Se comienza por la práctica de retención del hálito:
En el curso de ejercicios diarios, se retiene el
aire primero durante 3, 5, 7, 9 latidos cardiacos, y
luego se va aumentando paulatinamente hasta
alrededor de 1.000. Desde este punto, el practicante
está en condiciones de curar por medio de la
respiración sus enfermedades, y aproximarse a la
inmortalidad. El hálito así retenido se hace
circular guiándolo por el cuerpo. Esta circulación
guiada se opera gracias a la visión interna.
Normalmente, el aire inhalado pasa por el corazón y
el bazo, y de aquél, al hígado y los riñones, pero
el taoísta procura guiar el hálito hasta el campo de
cinabrio inferior (tan-t’ien*), en la zona
umbilical, y de aquí hasta la planta de los pies.

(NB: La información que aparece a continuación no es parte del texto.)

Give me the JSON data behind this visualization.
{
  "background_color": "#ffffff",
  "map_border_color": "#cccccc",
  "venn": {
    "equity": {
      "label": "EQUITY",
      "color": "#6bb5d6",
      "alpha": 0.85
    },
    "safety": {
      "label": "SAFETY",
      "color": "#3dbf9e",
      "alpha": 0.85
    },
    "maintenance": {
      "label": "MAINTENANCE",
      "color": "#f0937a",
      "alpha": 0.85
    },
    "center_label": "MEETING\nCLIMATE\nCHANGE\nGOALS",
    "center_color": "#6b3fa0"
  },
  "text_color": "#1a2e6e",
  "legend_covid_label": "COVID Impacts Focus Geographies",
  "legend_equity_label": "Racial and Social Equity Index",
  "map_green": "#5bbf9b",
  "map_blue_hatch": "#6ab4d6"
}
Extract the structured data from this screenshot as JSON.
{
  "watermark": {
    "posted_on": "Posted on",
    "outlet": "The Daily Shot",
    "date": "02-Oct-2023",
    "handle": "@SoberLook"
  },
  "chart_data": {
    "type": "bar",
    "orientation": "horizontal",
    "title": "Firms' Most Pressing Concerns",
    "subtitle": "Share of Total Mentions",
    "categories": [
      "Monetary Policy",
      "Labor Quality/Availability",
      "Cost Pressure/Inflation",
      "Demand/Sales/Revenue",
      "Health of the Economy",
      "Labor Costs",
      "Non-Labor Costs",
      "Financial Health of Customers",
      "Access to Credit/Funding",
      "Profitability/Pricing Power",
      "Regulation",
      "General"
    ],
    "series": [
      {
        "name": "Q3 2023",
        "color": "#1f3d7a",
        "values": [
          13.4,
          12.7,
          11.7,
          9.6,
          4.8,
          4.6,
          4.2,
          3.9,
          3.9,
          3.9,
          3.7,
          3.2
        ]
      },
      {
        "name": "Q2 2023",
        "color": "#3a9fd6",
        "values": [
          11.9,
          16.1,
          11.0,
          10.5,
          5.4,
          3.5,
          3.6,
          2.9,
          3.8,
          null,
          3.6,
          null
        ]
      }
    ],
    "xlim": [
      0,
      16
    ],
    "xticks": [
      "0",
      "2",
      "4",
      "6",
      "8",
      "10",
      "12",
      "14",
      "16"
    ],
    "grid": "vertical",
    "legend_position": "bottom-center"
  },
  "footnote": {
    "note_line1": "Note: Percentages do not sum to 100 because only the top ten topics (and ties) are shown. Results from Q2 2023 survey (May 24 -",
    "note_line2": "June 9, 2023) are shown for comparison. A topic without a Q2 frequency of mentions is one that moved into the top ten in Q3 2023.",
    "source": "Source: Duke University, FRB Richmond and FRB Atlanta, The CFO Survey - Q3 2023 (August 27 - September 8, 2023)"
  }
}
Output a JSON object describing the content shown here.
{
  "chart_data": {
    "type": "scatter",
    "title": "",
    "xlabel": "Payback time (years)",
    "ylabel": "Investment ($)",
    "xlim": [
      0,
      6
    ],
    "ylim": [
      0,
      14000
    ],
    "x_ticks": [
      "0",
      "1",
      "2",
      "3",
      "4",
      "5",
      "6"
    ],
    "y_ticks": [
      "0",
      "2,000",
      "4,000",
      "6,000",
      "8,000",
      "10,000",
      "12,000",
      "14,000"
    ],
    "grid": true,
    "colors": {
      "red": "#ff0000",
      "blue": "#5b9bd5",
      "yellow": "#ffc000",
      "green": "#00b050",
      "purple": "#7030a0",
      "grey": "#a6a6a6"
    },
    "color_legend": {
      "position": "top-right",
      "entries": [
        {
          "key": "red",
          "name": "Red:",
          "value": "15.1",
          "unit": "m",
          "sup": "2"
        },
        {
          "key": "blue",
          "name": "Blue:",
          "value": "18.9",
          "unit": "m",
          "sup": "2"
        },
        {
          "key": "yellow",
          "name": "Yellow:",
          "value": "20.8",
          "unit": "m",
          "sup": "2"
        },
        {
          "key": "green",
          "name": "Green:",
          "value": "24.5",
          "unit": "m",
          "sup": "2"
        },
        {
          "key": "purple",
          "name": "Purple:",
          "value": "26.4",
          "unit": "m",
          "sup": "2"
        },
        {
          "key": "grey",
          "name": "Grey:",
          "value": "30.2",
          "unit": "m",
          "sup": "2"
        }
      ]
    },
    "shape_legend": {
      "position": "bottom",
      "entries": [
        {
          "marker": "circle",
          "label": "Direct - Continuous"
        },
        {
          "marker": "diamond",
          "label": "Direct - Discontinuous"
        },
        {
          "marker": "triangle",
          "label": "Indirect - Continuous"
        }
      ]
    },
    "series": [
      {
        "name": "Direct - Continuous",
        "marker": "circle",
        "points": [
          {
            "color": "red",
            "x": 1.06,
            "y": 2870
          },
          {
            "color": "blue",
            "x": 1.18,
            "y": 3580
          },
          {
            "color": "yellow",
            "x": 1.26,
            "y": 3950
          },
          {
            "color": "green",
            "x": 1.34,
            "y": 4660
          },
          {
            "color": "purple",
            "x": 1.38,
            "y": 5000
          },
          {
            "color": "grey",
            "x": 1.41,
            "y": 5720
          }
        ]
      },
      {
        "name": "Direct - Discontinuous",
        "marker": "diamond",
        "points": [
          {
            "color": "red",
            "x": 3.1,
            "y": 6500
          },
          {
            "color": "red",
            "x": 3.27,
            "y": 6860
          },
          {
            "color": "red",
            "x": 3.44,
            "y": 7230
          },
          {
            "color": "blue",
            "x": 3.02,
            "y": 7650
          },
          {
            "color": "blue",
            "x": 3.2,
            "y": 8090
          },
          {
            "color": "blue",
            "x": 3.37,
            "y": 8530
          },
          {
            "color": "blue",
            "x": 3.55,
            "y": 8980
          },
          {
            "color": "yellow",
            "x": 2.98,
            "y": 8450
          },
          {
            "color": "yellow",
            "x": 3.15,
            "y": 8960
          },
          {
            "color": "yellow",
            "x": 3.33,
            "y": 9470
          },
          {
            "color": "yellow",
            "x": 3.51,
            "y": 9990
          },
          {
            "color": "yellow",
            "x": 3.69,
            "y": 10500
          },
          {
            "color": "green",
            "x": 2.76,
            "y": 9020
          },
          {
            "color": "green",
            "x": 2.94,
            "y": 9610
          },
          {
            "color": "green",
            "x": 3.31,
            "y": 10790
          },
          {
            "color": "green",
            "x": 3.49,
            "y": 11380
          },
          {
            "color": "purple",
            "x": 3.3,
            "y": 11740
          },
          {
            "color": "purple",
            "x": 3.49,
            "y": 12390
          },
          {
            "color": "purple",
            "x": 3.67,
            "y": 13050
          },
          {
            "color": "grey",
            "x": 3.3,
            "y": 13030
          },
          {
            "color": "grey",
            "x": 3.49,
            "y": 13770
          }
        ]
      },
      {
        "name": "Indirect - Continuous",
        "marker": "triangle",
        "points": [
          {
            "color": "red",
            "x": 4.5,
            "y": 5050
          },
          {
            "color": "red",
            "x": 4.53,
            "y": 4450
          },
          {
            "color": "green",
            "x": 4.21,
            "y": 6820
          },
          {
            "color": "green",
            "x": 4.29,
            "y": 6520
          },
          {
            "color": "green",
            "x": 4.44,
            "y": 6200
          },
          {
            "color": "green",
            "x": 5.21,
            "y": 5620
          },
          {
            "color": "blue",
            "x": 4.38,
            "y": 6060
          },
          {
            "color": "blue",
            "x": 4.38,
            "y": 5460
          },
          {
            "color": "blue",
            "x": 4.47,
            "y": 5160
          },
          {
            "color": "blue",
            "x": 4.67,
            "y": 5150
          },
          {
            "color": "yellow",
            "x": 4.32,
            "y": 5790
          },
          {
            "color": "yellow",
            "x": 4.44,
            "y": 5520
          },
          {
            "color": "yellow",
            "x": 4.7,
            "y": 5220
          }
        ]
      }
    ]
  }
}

Después debe dirigirlo a lo largo de la espina
dorsal hasta el cerebro, es decir, hasta el campo de
cinabrio superior, hacerlo descender al tórax (campo
del cinabrio medio) y, a través de los pulmones,
volver por la tráquea. Una vez que el aire llega de
retorno a la garganta, se va deglutiendo: Así se
nutre uno con el hálito. A la vez que se realiza
esta circulación del aire, se trata de producir el
máximo posible de saliva, lo que se favorece
oprimiendo la lengua contra las encías; y la saliva
se deglute junto con el hálito. Hálito y saliva
constituyen la mejor nutrición para el aspirante a
la inmortalidad: El cuerpo se va haciendo liviano y
transparente, hasta poder montar sobre las nubes
(fei-sheng*).
Para comprender el sentido de la respiración
embrional en el taoísmo, se debe tener presente que,
según esta concepción, el hombre consiste en hálito,
o sea, en energía vital (ch’i). El cuerpo humano
está formado por energías groseras, de naturaleza
térrea, mientras que la vitalidad es la energía que
circula entre la tierra y el cielo. Si se quiere
lograr la inmortalidad, las energías groseras deben
substituirse por energías puras o sutiles. Para ello
es menester, a la vez que la práctica del t’ai-hsi,
la abstención de cereales y granos en general, que
también consisten en energías grosera o térreas.
• Gimnasia
TAO-YIN. ch. De tao, <vía-método-dirección>, y yin,
<estirar>; interpretable como <estiramiento y
contracción del cuerpo>. Ejercicio taoísta de
dirección del hálito, mediante la combinación de
prácticas respiratorias y gimnásticas que activan y
facilitan la circulación del hálito por el cuerpo
disipando tensiones y bloqueos. El tao-yin puede
utilizarse también como ejercicio higiénico de por
sí; la concepción taoísta considera que elimina
tanto las enfermedades como el ch’i negativo, y
prolonga la vida, empleándose como ejercicio
preliminar al de <circulación del hálito>
(hsing-ch’i). Se conocen diversas series de tao-yin,
provenientes de inmortales como P’eng-tzu o Lu
Tung-pin.
• Prácticas sexuales
FANG-CHUNG SHU. ch. <Artes de la cámara interior>.
Nombre conjunto de las diversas técnicas sexuales
taoístas que llevan a la realización del Tao y al
logro de la inmortalidad (ch’ang-sheng pu-szu*).